Martin Garrix singles chronology
| "Higher Ground" (2020) | "Pressure" (2021) | "We Are the People" (2021) |

Tove Lo singles chronology
| "Don't Say Goodbye" (2020) | "Pressure" (2021) | "Give It All Up" (2021) |

Music video
- "Pressure" on YouTube

= Pressure (Martin Garrix song) =

2021 song by Martin Garrix and Tove Lo

"Pressure" is a song recorded by Dutch DJ and record producer Martin Garrix featuring Swedish singer-songwriter Tove Lo. It was released on 5 February 2021 by STMPD RCRDS.

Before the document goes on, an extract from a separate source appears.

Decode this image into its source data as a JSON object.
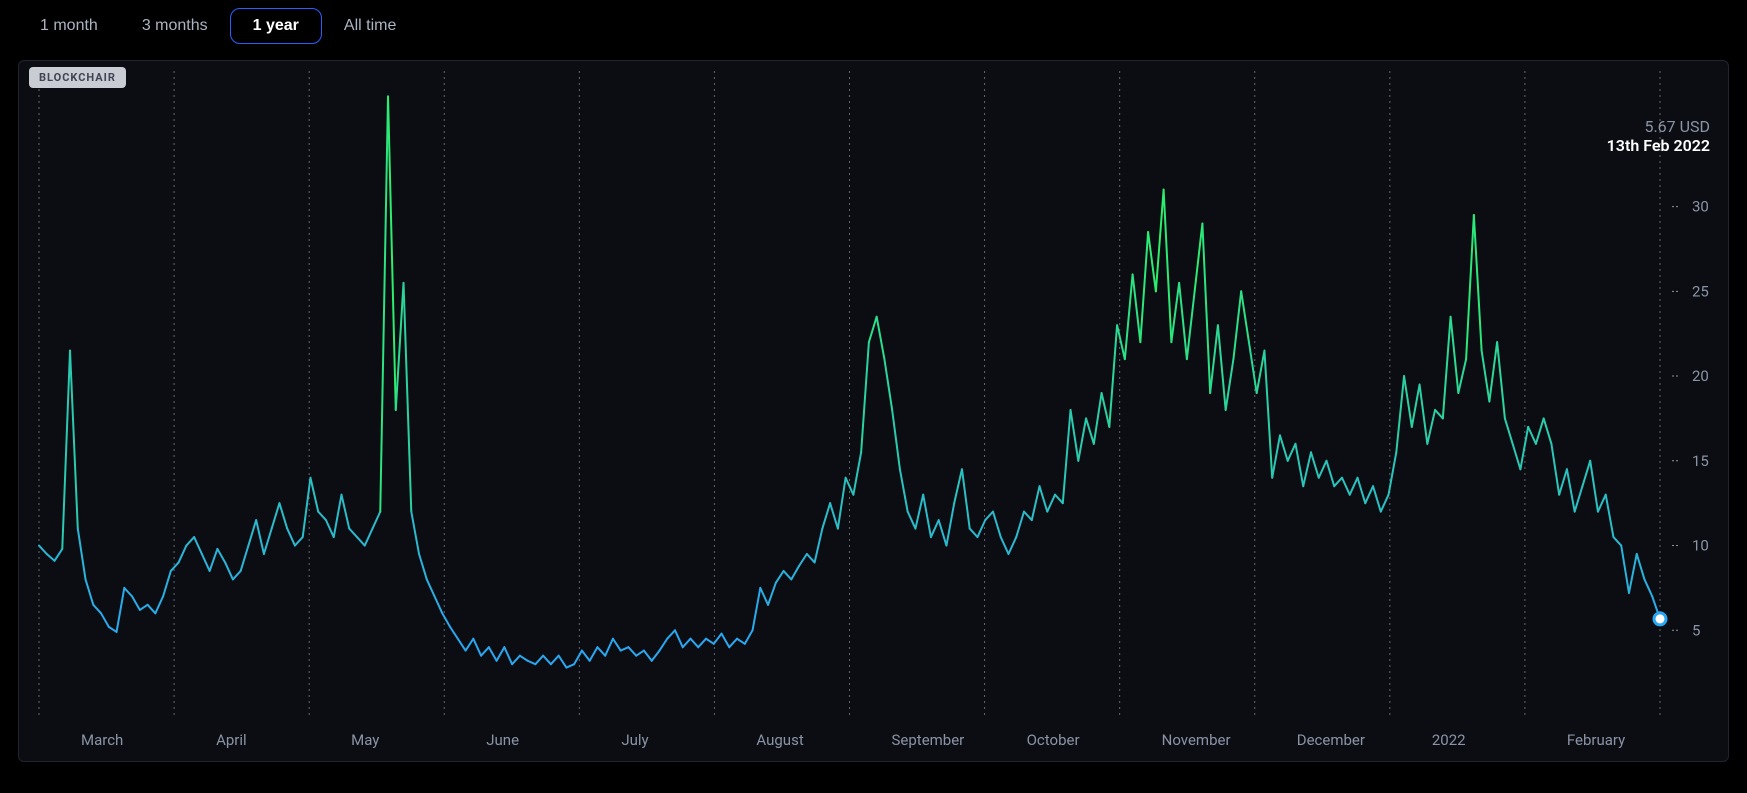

==Background and content==
On 2 February 2021, Garrix published the cover artwork of "Pressure" on the social media accounts of Stmpd Rcrds before the song's release on 5 February. According to many website's articles, the song possesses a deep melody that matches Tove Lo's "edgy" vocal.

==Charts==

===Weekly charts===

Weekly chart performance for "Pressure"
| Chart (2021) | Peak position |
|---|---|
| Belgium (Ultratip Bubbling Under Flanders) | 16 |
| Global Excl. US (Billboard) | 197 |
| Hungary (Single Top 40) | 32 |
| Lithuania (AGATA) | 33 |
| Netherlands (Dutch Top 40) | 25 |
| Netherlands (Single Top 100) | 29 |
| New Zealand Hot Singles (RMNZ) | 7 |
| Slovakia (Singles Digitál Top 100) | 48 |
| Sweden (Sverigetopplistan) | 39 |
| Switzerland (Schweizer Hitparade) | 91 |
| US Hot Dance/Electronic Songs (Billboard) | 10 |

===Year-end charts===

Year-end chart performance for "Pressure"
| Chart (2021) | Position |
|---|---|
| US Hot Dance/Electronic Songs (Billboard) | 42 |

==Certifications==

Certifications for "Pressure"
| Region | Certification | Certified units/sales |
| Brazil (Pro-Música Brasil) | Platinum | 40,000^{‡} |
^{‡} Sales+streaming figures based on certification alone.